We Gotta Talk About Jeffrey

Content warning: this essay contains descriptions of child abuse. I mean, it's Epstein. This is part of what we have to talk about.

The email was titled "Jeff Epstein money."

The body:

Jeffrey money, needs to be anonymous. Thanks.

In six damning words, the leadership of MIT and the MIT Media Lab implicated themselves, and many of their collaborators, in a web of relationships founded on sex trafficking and eugenics.

It's an astonishingly revealing email. By writing "Jeffrey money, needs to be anonymous," the leadership, including MIT president L. Rafael Reif and Media Lab director Joi Ito, revealed that they knew that Jeffrey Epstein was a convicted child molester and still chose to take his money to fund the lab. They did so in a cloak-and-dagger fashion, without the knowledge or consent of their students. Further, the title of their email ("Jeff Epstein money") suggested that select members of the Media Lab, and by extension the elite American techno-counterculture that it represents, enjoyed an easy familiarity with Epstein. Yep. It's now public knowledge that such luminaries as John Brockman, Jaron Lanier, and many more (including, possibly, Stewart Brand) also rubbed shoulders with Epstein, even as he confided in them about his dream to mass-inseminate women with his sperm, letting him launder his reputation through theirs.

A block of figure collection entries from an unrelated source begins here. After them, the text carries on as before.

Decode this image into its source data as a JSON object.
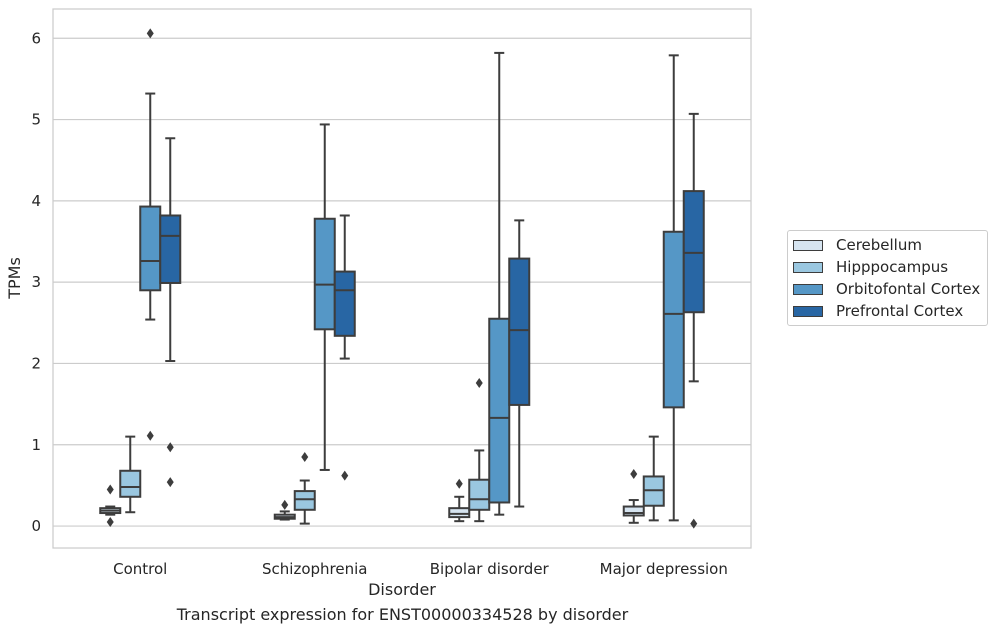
{
  "chart_data": {
    "type": "boxplot",
    "title": "Transcript expression for ENST00000334528 by disorder",
    "xlabel": "Disorder",
    "ylabel": "TPMs",
    "ylim": [
      -0.27,
      6.36
    ],
    "yticks": [
      0,
      1,
      2,
      3,
      4,
      5,
      6
    ],
    "grid": true,
    "legend_position": "right",
    "categories": [
      "Control",
      "Schizophrenia",
      "Bipolar disorder",
      "Major depression"
    ],
    "series": [
      {
        "name": "Cerebellum",
        "color": "#d6e4f0",
        "boxes": [
          {
            "whislo": 0.14,
            "q1": 0.16,
            "med": 0.19,
            "q3": 0.22,
            "whishi": 0.24,
            "fliers": [
              0.45,
              0.05
            ]
          },
          {
            "whislo": 0.08,
            "q1": 0.09,
            "med": 0.11,
            "q3": 0.14,
            "whishi": 0.18,
            "fliers": [
              0.26
            ]
          },
          {
            "whislo": 0.06,
            "q1": 0.11,
            "med": 0.15,
            "q3": 0.22,
            "whishi": 0.36,
            "fliers": [
              0.52
            ]
          },
          {
            "whislo": 0.04,
            "q1": 0.13,
            "med": 0.16,
            "q3": 0.24,
            "whishi": 0.32,
            "fliers": [
              0.64
            ]
          }
        ]
      },
      {
        "name": "Hipppocampus",
        "color": "#9ac7e0",
        "boxes": [
          {
            "whislo": 0.17,
            "q1": 0.36,
            "med": 0.48,
            "q3": 0.68,
            "whishi": 1.1,
            "fliers": []
          },
          {
            "whislo": 0.03,
            "q1": 0.2,
            "med": 0.33,
            "q3": 0.43,
            "whishi": 0.56,
            "fliers": [
              0.85
            ]
          },
          {
            "whislo": 0.06,
            "q1": 0.2,
            "med": 0.33,
            "q3": 0.57,
            "whishi": 0.93,
            "fliers": [
              1.76
            ]
          },
          {
            "whislo": 0.07,
            "q1": 0.25,
            "med": 0.44,
            "q3": 0.61,
            "whishi": 1.1,
            "fliers": []
          }
        ]
      },
      {
        "name": "Orbitofontal Cortex",
        "color": "#5597c6",
        "boxes": [
          {
            "whislo": 2.54,
            "q1": 2.9,
            "med": 3.26,
            "q3": 3.93,
            "whishi": 5.32,
            "fliers": [
              1.11,
              6.06
            ]
          },
          {
            "whislo": 0.69,
            "q1": 2.42,
            "med": 2.97,
            "q3": 3.78,
            "whishi": 4.94,
            "fliers": []
          },
          {
            "whislo": 0.14,
            "q1": 0.29,
            "med": 1.33,
            "q3": 2.55,
            "whishi": 5.82,
            "fliers": []
          },
          {
            "whislo": 0.07,
            "q1": 1.46,
            "med": 2.61,
            "q3": 3.62,
            "whishi": 5.79,
            "fliers": []
          }
        ]
      },
      {
        "name": "Prefrontal Cortex",
        "color": "#2866a4",
        "boxes": [
          {
            "whislo": 2.03,
            "q1": 2.99,
            "med": 3.57,
            "q3": 3.82,
            "whishi": 4.77,
            "fliers": [
              0.97,
              0.54
            ]
          },
          {
            "whislo": 2.06,
            "q1": 2.34,
            "med": 2.9,
            "q3": 3.13,
            "whishi": 3.82,
            "fliers": [
              0.62
            ]
          },
          {
            "whislo": 0.24,
            "q1": 1.49,
            "med": 2.41,
            "q3": 3.29,
            "whishi": 3.76,
            "fliers": []
          },
          {
            "whislo": 1.78,
            "q1": 2.63,
            "med": 3.36,
            "q3": 4.12,
            "whishi": 5.07,
            "fliers": [
              0.03
            ]
          }
        ]
      }
    ]
  }
}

During the news cycle from July through October 2019, story after story broke about who had taken Epstein's money. This spreading radioactive cloud was the subject of many whispered conversations in my circles of American tech/art/media producers. Friends of friends, collaborators, even mentors were all touched by the fallout. As we processed each new shock together, we reacted with collective grief and anger. Now that we have a respite from the breaking news, I'd like to help start a broader conversation about what Epstein represents. Part of the work of talking about Jeffrey—and I don't use his first name lightly—is to situate him in a broader American cultural milieu.

One way to situate Epstein is to understand what Ronan Farrow would have witnessed growing up. American icon and filmmaker Woody Allen was a close friend of Epstein's, and Allen's son Ronan Farrow was the one to break the Media Lab story when the New York Times would not. A miasma of misery swirls about Allen's person. News articles document how Allen would take his seven-year-old adopted daughter into his bed under the sheets to "play," that Allen was found forcing the child's head into his crotch, that the family had to institute a rule that Allen was never to be left alone with the child. Later, when his wife at the time, Mia Farrow, adopted the young Soon-Yi Previn, Farrow found Polaroids of Previn that Allen had taken—full-body naked, she said, and each managed to contain both Previn's face and genitals. When Farrow saw Allen, she felt she was "looking straight into the face of pure evil." Allen later married Previn, effectively marrying his adopted daughter. In one of her first statements to the media about their relationship, Previn said: “I’m not a retarded little underage flower who was raped, molested, and spoiled by some evil stepfather—not by a long shot.” According to people close to the family, it's obvious that Allen had put his language into her mouth. One can only wonder about Ronan Farrow's motives for breaking the story.

Another way to situate Epstein is to understand that Nabokov, a Russian émigré who composed the canonical American text Lolita as a "love letter to the English language," has now become much more American than he could have hoped. The narrative of Lolita orbits two charismatic cultural-producers-cum-pedophiles, Humbert (a washed-up European intellectual) and Quilty (a debauched American playwright). Humbert takes as hostage a young American girl, Dolores Haze, whom he calls "Lolita." Then the two producers, Humbert and Quilty, jerk her body across the sprawling country, her experience mediated by Humbert's hungry eyes and hands as he clutches his pen to spill out opalescent language all over the sheets. The excuse that Humbert hands to the doctor is "Old Europe debauching young America." More than sixty years later, another chapter of Lolita was composed. Epstein's associates dubbed his private jet, which one writer described as a "large-cabin Boeing 727 now associated with both high glamour and incomprehensible suffering," the "Lolita Express." One confidante recounted how Epstein would lose patience with scientific conversations at highbrow salons and blurt out, "What does that got to do with pussy?!" Nabokov would have killed for that line. He would have wrapped Quilty's bathrobe over Epstein's shoulders for that.

As Adam Rogers wrote in Wired, "The idea that should run freon through your cortex is that Jeffrey Epstein likely helped plant some thoughts there." If that thought unnerves you, consider yourself included in the "we" of this essay. Even as the waves of breaking news subside, we have to keep talking about Jeffrey. Heir to an American high culture bent on exploiting young women, Epstein nurtured an elite American techno-counterculture that produced the culture and tools that shape the lives of millions of "consumers" and "users." How can we repair the damage he's done to relationships we trusted? How can we prevent another Epstein from doing the same? I'd like to support an intervention that folks at MIT have initiated: divest from Epstein. Much as climate activists pressure universities to stop investing in fossil fuel companies, we can create and support the institutional structures and countercultures that prevent people like Epstein from gaining influence.